For this task, a total of 69 cases were collected and provided to an expert chest radiologist, who reviewed each case and marked the PEs. The cases were randomly divided into training and test sets. The training set includes 38 positive cases and 8 negative cases, while the test set contains the remaining 23 cases. The test group is sequestered and will only be used to evaluate the performance of the final system.
Note: It turns out that patients numbers 3111 and 3126 in the test data duplicate patients 3103 and 3115, respectively, in the training data. Therefore, 3111 and 3126 were dropped from the final evaluation for the competition. These patients should be discarded from testing for any future comparisons to the KDD Cup results. The file drop_duplicate_patients_mask.dat, in the KDD Cup archive file, can be used to identify the excluded rows in the KDDPETest.txt file.
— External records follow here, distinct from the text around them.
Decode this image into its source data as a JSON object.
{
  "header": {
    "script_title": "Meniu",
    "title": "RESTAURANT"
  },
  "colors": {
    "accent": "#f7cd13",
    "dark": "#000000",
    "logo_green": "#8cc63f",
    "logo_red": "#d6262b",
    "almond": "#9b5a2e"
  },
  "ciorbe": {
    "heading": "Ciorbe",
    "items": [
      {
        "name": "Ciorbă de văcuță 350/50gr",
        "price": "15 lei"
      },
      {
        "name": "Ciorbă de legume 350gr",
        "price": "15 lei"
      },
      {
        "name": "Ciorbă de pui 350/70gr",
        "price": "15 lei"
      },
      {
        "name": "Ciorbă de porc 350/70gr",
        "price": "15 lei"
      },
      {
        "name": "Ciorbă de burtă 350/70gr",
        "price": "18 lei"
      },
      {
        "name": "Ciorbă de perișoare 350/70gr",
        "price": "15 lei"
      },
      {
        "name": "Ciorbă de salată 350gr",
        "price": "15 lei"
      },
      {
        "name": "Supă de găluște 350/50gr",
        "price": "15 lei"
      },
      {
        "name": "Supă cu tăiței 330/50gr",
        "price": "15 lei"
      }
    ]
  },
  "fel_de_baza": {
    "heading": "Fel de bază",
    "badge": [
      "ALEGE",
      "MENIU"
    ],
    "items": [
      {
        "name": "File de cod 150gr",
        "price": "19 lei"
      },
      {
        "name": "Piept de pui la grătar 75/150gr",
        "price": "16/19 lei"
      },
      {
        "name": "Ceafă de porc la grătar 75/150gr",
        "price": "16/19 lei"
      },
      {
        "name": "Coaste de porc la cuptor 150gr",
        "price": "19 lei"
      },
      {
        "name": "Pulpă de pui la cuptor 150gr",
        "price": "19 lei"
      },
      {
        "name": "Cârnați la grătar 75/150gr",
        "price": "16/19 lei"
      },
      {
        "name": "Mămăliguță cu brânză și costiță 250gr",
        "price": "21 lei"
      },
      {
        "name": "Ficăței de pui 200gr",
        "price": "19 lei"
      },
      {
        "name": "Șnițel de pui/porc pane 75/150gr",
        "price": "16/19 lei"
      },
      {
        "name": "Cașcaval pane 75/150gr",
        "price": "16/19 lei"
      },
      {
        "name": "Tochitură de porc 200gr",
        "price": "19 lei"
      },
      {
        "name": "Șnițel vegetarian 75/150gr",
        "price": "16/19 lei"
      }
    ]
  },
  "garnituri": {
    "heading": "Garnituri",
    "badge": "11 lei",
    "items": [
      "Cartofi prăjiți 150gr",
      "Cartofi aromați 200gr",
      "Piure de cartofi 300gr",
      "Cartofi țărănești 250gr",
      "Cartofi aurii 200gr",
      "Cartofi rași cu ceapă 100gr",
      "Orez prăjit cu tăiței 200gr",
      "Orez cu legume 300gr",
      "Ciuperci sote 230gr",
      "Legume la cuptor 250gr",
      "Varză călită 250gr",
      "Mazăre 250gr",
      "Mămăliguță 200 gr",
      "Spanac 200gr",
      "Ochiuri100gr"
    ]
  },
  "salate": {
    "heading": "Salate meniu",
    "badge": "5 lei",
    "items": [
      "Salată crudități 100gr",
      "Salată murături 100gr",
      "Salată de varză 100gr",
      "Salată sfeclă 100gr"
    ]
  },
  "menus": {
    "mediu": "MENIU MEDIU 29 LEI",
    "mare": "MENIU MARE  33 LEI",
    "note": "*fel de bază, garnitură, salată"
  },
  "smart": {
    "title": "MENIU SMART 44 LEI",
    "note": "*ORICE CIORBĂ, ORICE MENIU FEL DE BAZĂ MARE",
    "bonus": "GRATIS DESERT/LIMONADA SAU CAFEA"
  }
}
More data descriptions are provided in this PDF file.
The training data will consist of a single data file plus a file containing field (feature) names. Each line of the file represents a single candidate and comprises a number of whitespace-separated fields:
Field 0: Patient ID (unique integer per patient)
Field 1: Label - 0 for "negative" - this candidate is not a PE; >0 for "positive" - this candidate is a PE
Field 2+: Additional features
The testing data will be in the same format data file, except that Field 1 (label) will be "-1" denoting "unknown".